What makes this stand out:
Real gradient computation – analytical derivatives for each loss function (no numerical approximations).
4 optimizer implementations from scratch – Vanilla GD, Momentum, Nesterov Momentum, and Adam (with bias correction).
4 pathological loss functions – Rosenbrock valley (narrow curved valley), saddle points, Rastrigin (many local minima), and quadratic bowl.
Live visualization – ball position, gradient arrow, optimization trail, and synchronized loss curve.
Technical implementation:
Closed-form gradients for all functions (e.g., Rosenbrock: ∇f = [-2(1-x) - 4bx(y-x²), 2b(y-x²)]).
Marching squares algorithm for smooth contour line generation.
Customizable color maps (Turbo, Viridis, Warm-Cool) with gamma correction.

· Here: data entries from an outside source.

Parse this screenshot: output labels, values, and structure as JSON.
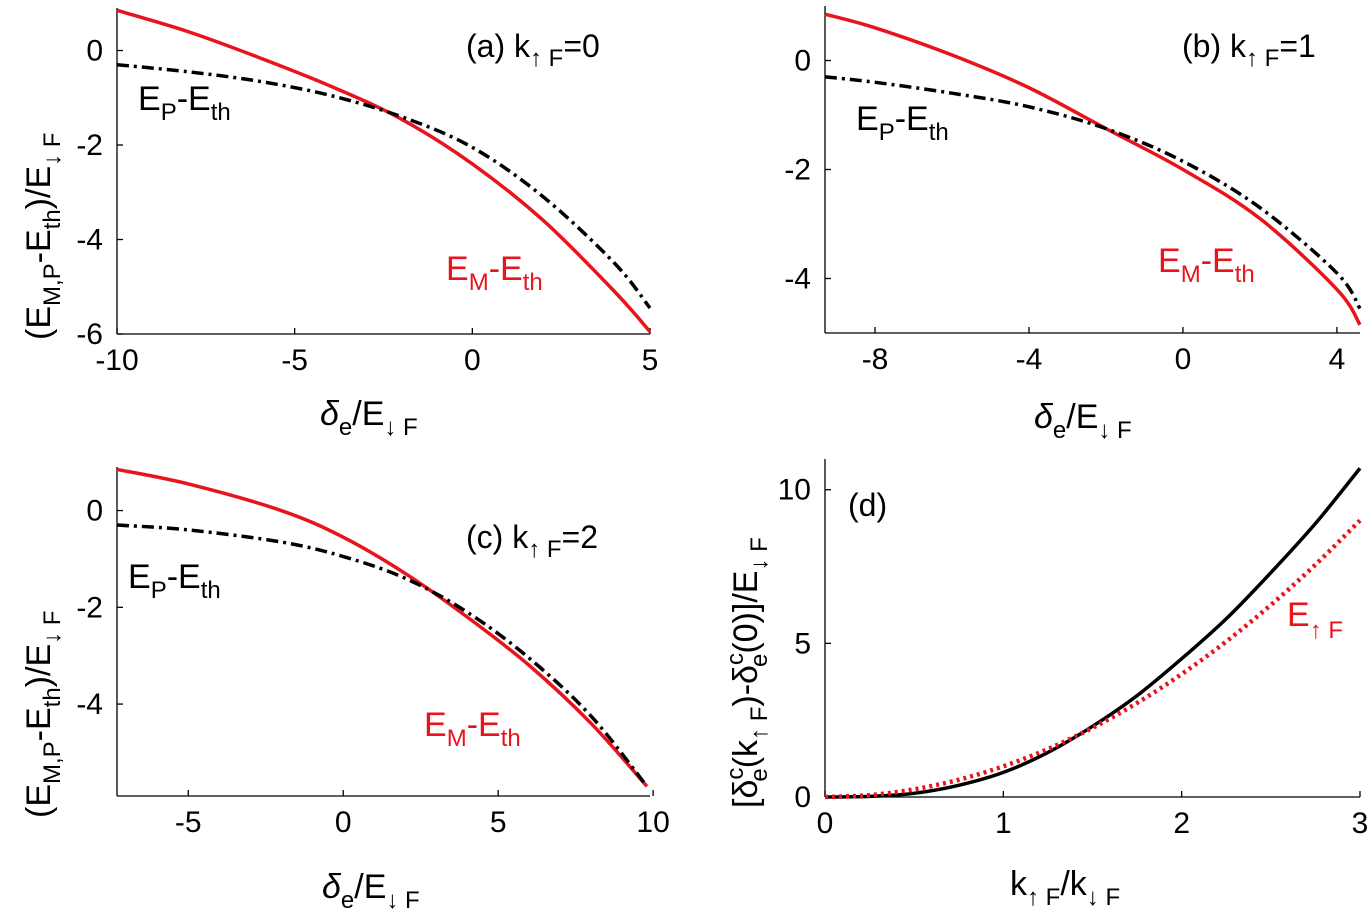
{
  "colors": {
    "M": "#e8141c",
    "P": "#000000",
    "d_solid": "#000000",
    "d_dotted": "#e8141c"
  },
  "chart_data": [
    {
      "type": "line",
      "panel_label": "(a) k",
      "panel_sub": "↑ F",
      "panel_value": "=0",
      "xlim": [
        -10,
        5
      ],
      "ylim": [
        -6,
        0.9
      ],
      "xticks": [
        -10,
        -5,
        0,
        5
      ],
      "xtick_labels": [
        "-10",
        "-5",
        "0",
        "5"
      ],
      "yticks": [
        -6,
        -4,
        -2,
        0
      ],
      "ytick_labels": [
        "-6",
        "-4",
        "-2",
        "0"
      ],
      "xlabel": {
        "sym": "δ",
        "sub1": "e",
        "mid": "/E",
        "sub2": "↓ F"
      },
      "ylabel": {
        "p1": "(E",
        "s1": "M,P",
        "p2": "-E",
        "s2": "th",
        "p3": ")/E",
        "s3": "↓ F"
      },
      "series": [
        {
          "name": "E_M-E_th",
          "x": [
            -10,
            -8,
            -6,
            -4,
            -2,
            0,
            2,
            4,
            5
          ],
          "y": [
            0.85,
            0.4,
            -0.15,
            -0.75,
            -1.45,
            -2.4,
            -3.6,
            -5.1,
            -5.95
          ]
        },
        {
          "name": "E_P-E_th",
          "x": [
            -10,
            -8,
            -6,
            -4,
            -2,
            0,
            2,
            4,
            5
          ],
          "y": [
            -0.3,
            -0.45,
            -0.65,
            -0.95,
            -1.4,
            -2.05,
            -3.1,
            -4.5,
            -5.45
          ]
        }
      ],
      "annotations": [
        {
          "main": "E",
          "sub": "P",
          "rest": "-E",
          "sub2": "th"
        },
        {
          "main": "E",
          "sub": "M",
          "rest": "-E",
          "sub2": "th"
        }
      ]
    },
    {
      "type": "line",
      "panel_label": "(b) k",
      "panel_sub": "↑ F",
      "panel_value": "=1",
      "xlim": [
        -9.3,
        4.6
      ],
      "ylim": [
        -5,
        1
      ],
      "xticks": [
        -8,
        -4,
        0,
        4
      ],
      "xtick_labels": [
        "-8",
        "-4",
        "0",
        "4"
      ],
      "yticks": [
        -4,
        -2,
        0
      ],
      "ytick_labels": [
        "-4",
        "-2",
        "0"
      ],
      "xlabel": {
        "sym": "δ",
        "sub1": "e",
        "mid": "/E",
        "sub2": "↓ F"
      },
      "series": [
        {
          "name": "E_M-E_th",
          "x": [
            -9.3,
            -8,
            -6,
            -4,
            -2,
            0,
            2,
            4,
            4.6
          ],
          "y": [
            0.85,
            0.6,
            0.1,
            -0.5,
            -1.25,
            -2.0,
            -2.9,
            -4.2,
            -4.85
          ]
        },
        {
          "name": "E_P-E_th",
          "x": [
            -9.3,
            -8,
            -6,
            -4,
            -2,
            0,
            2,
            4,
            4.6
          ],
          "y": [
            -0.3,
            -0.4,
            -0.6,
            -0.85,
            -1.25,
            -1.85,
            -2.7,
            -3.9,
            -4.55
          ]
        }
      ],
      "annotations": [
        {
          "main": "E",
          "sub": "P",
          "rest": "-E",
          "sub2": "th"
        },
        {
          "main": "E",
          "sub": "M",
          "rest": "-E",
          "sub2": "th"
        }
      ]
    },
    {
      "type": "line",
      "panel_label": "(c) k",
      "panel_sub": "↑ F",
      "panel_value": "=2",
      "xlim": [
        -7.3,
        9.9
      ],
      "ylim": [
        -5.9,
        0.9
      ],
      "xticks": [
        -5,
        0,
        5,
        10
      ],
      "xtick_labels": [
        "-5",
        "0",
        "5",
        "10"
      ],
      "yticks": [
        -4,
        -2,
        0
      ],
      "ytick_labels": [
        "-4",
        "-2",
        "0"
      ],
      "xlabel": {
        "sym": "δ",
        "sub1": "e",
        "mid": "/E",
        "sub2": "↓ F"
      },
      "ylabel": {
        "p1": "(E",
        "s1": "M,P",
        "p2": "-E",
        "s2": "th",
        "p3": ")/E",
        "s3": "↓ F"
      },
      "series": [
        {
          "name": "E_M-E_th",
          "x": [
            -7.3,
            -5,
            -2,
            0,
            2,
            4,
            6,
            8,
            9.8
          ],
          "y": [
            0.85,
            0.55,
            0.0,
            -0.55,
            -1.3,
            -2.2,
            -3.2,
            -4.4,
            -5.7
          ]
        },
        {
          "name": "E_P-E_th",
          "x": [
            -7.3,
            -5,
            -2,
            0,
            2,
            4,
            6,
            8,
            9.8
          ],
          "y": [
            -0.3,
            -0.4,
            -0.65,
            -0.95,
            -1.4,
            -2.1,
            -3.05,
            -4.25,
            -5.7
          ]
        }
      ],
      "annotations": [
        {
          "main": "E",
          "sub": "P",
          "rest": "-E",
          "sub2": "th"
        },
        {
          "main": "E",
          "sub": "M",
          "rest": "-E",
          "sub2": "th"
        }
      ]
    },
    {
      "type": "line",
      "panel_label": "(d)",
      "xlim": [
        0,
        3
      ],
      "ylim": [
        0,
        11
      ],
      "xticks": [
        0,
        1,
        2,
        3
      ],
      "xtick_labels": [
        "0",
        "1",
        "2",
        "3"
      ],
      "yticks": [
        0,
        5,
        10
      ],
      "ytick_labels": [
        "0",
        "5",
        "10"
      ],
      "xlabel_d": {
        "a": "k",
        "s1": "↑ F",
        "b": "/k",
        "s2": "↓ F"
      },
      "ylabel_d": {
        "a": "[δ",
        "sup1": "c",
        "sub1": "e",
        "b": "(k",
        "sub2": "↑ F",
        "c": ")-δ",
        "sup2": "c",
        "sub3": "e",
        "d": "(0)]/E",
        "sub4": "↓ F"
      },
      "series": [
        {
          "name": "solid",
          "x": [
            0,
            0.25,
            0.5,
            0.75,
            1,
            1.25,
            1.5,
            1.75,
            2,
            2.25,
            2.5,
            2.75,
            3
          ],
          "y": [
            0,
            0.02,
            0.12,
            0.38,
            0.8,
            1.45,
            2.3,
            3.3,
            4.5,
            5.8,
            7.3,
            8.9,
            10.7
          ]
        },
        {
          "name": "E_↑F",
          "x": [
            0,
            0.25,
            0.5,
            0.75,
            1,
            1.25,
            1.5,
            1.75,
            2,
            2.25,
            2.5,
            2.75,
            3
          ],
          "y": [
            0,
            0.06,
            0.25,
            0.56,
            1.0,
            1.56,
            2.25,
            3.06,
            4.0,
            5.06,
            6.25,
            7.56,
            9.0
          ]
        }
      ],
      "annotations": [
        {
          "main": "E",
          "sub": "↑ F"
        }
      ]
    }
  ]
}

Finite-value clamping to prevent NaN explosions in unstable regions.
Log-scale loss plotting with automatic tick placement.
Optimizer details:
Momentum: v ← βv + (1-β)∇L, θ ← θ - αv.
Nesterov: Lookahead gradient evaluation before update.
Adam: Adaptive learning rates with bias-corrected first/second moments.
Interactive controls:
Click canvas to set starting position.
Adjustable learning rate, momentum coefficients (β₁, β₂).

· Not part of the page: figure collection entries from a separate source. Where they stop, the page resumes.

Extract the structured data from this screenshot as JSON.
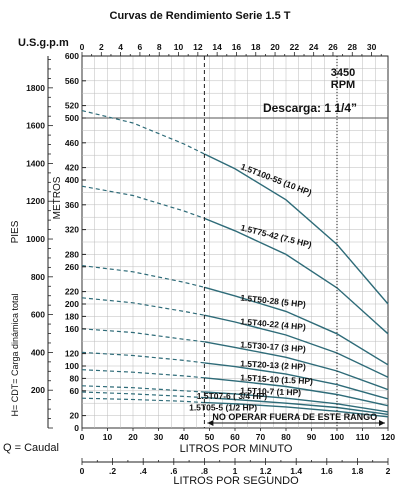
{
  "chart_data": {
    "type": "line",
    "title": "Curvas de Rendimiento Serie 1.5 T",
    "rpm_label": "3450\nRPM",
    "discharge_label": "Descarga: 1 1/4”",
    "top_axis": {
      "label": "U.S.g.p.m",
      "ticks": [
        0,
        2,
        4,
        6,
        8,
        10,
        12,
        14,
        16,
        18,
        20,
        22,
        24,
        26,
        28,
        30
      ]
    },
    "x_axis": {
      "label": "LITROS POR MINUTO",
      "ticks": [
        0,
        10,
        20,
        30,
        40,
        50,
        60,
        70,
        80,
        90,
        100,
        110,
        120
      ],
      "xlim": [
        0,
        120
      ]
    },
    "bottom_axis": {
      "label": "LITROS POR SEGUNDO",
      "tick_labels": [
        "0",
        ".2",
        ".4",
        ".6",
        ".8",
        "1",
        "1.2",
        "1.4",
        "1.6",
        "1.8",
        "2"
      ]
    },
    "y_left_axis": {
      "label": "PIES",
      "ticks": [
        200,
        400,
        600,
        800,
        1000,
        1200,
        1400,
        1600,
        1800
      ]
    },
    "y_right_axis": {
      "label": "METROS",
      "ticks": [
        20,
        60,
        80,
        100,
        120,
        160,
        180,
        200,
        220,
        260,
        280,
        320,
        360,
        400,
        420,
        460,
        500,
        520,
        560,
        600
      ],
      "ylim": [
        0,
        600
      ]
    },
    "side_label": "H= CDT= Carga dinámica total",
    "caudal_label": "Q = Caudal",
    "warning_label": "NO OPERAR FUERA DE ESTE RANGO",
    "operating_range_lpm": [
      48,
      120
    ],
    "series": [
      {
        "name": "1.5T100-55 (10 HP)",
        "x": [
          0,
          20,
          40,
          48,
          60,
          80,
          100,
          120
        ],
        "y": [
          512,
          492,
          458,
          442,
          418,
          368,
          296,
          200
        ]
      },
      {
        "name": "1.5T75-42 (7.5 HP)",
        "x": [
          0,
          20,
          40,
          48,
          60,
          80,
          100,
          120
        ],
        "y": [
          390,
          375,
          350,
          338,
          318,
          280,
          226,
          152
        ]
      },
      {
        "name": "1.5T50-28 (5 HP)",
        "x": [
          0,
          20,
          40,
          48,
          60,
          80,
          100,
          120
        ],
        "y": [
          262,
          252,
          235,
          227,
          213,
          188,
          152,
          102
        ]
      },
      {
        "name": "1.5T40-22 (4 HP)",
        "x": [
          0,
          20,
          40,
          48,
          60,
          80,
          100,
          120
        ],
        "y": [
          210,
          202,
          188,
          182,
          171,
          150,
          121,
          82
        ]
      },
      {
        "name": "1.5T30-17 (3 HP)",
        "x": [
          0,
          20,
          40,
          48,
          60,
          80,
          100,
          120
        ],
        "y": [
          160,
          154,
          143,
          139,
          130,
          114,
          92,
          62
        ]
      },
      {
        "name": "1.5T20-13 (2 HP)",
        "x": [
          0,
          20,
          40,
          48,
          60,
          80,
          100,
          120
        ],
        "y": [
          122,
          117,
          109,
          105,
          99,
          87,
          70,
          47
        ]
      },
      {
        "name": "1.5T15-10 (1.5 HP)",
        "x": [
          0,
          20,
          40,
          48,
          60,
          80,
          100,
          120
        ],
        "y": [
          94,
          90,
          84,
          81,
          76,
          67,
          54,
          36
        ]
      },
      {
        "name": "1.5T10-7 (1 HP)",
        "x": [
          0,
          20,
          40,
          48,
          60,
          80,
          100,
          120
        ],
        "y": [
          68,
          65,
          60,
          58,
          55,
          48,
          39,
          26
        ]
      },
      {
        "name": "1.5T07-6 ( 3/4 HP)",
        "x": [
          0,
          20,
          40,
          48,
          60,
          80,
          100,
          120
        ],
        "y": [
          58,
          55,
          51,
          49,
          46,
          40,
          33,
          22
        ]
      },
      {
        "name": "1.5T05-5 (1/2 HP)",
        "x": [
          0,
          20,
          40,
          48,
          60,
          80,
          100,
          120
        ],
        "y": [
          48,
          46,
          43,
          41,
          39,
          34,
          27,
          18
        ]
      }
    ],
    "grid": true
  }
}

Gradient noise injection to simulate stochastic gradients.
Play/pause/step for frame-by-frame analysis.
Randomize start position to explore different trajectories.

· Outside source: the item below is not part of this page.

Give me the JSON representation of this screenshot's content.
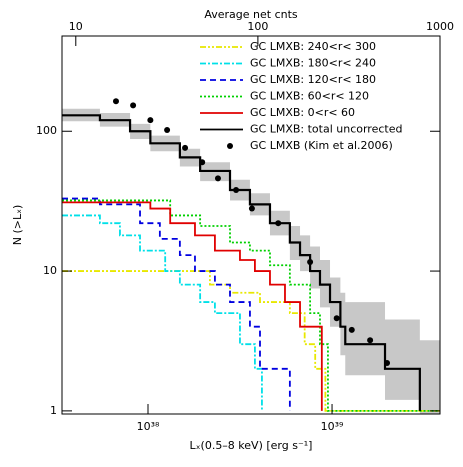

Why Rosenbrock matters: The Rosenbrock function (banana valley) is a classic test case because it has a narrow, curved valley where vanilla GD struggles—momentum methods follow the valley curvature much better. This visualizer makes this difference immediately obvious.
Educational value:
For interviews: "Explain why momentum helps" → Show this
For teaching: Demonstrate why learning rate tuning matters (try α=0.5 on Rosenbrock)
For debugging: Understand why your optimizer might be oscillating or diverging
Self-testing framework: Includes automated checks for coordinate finiteness and rendering stability to catch edge cases (NaN gradients, overflow, canvas sizing bugs).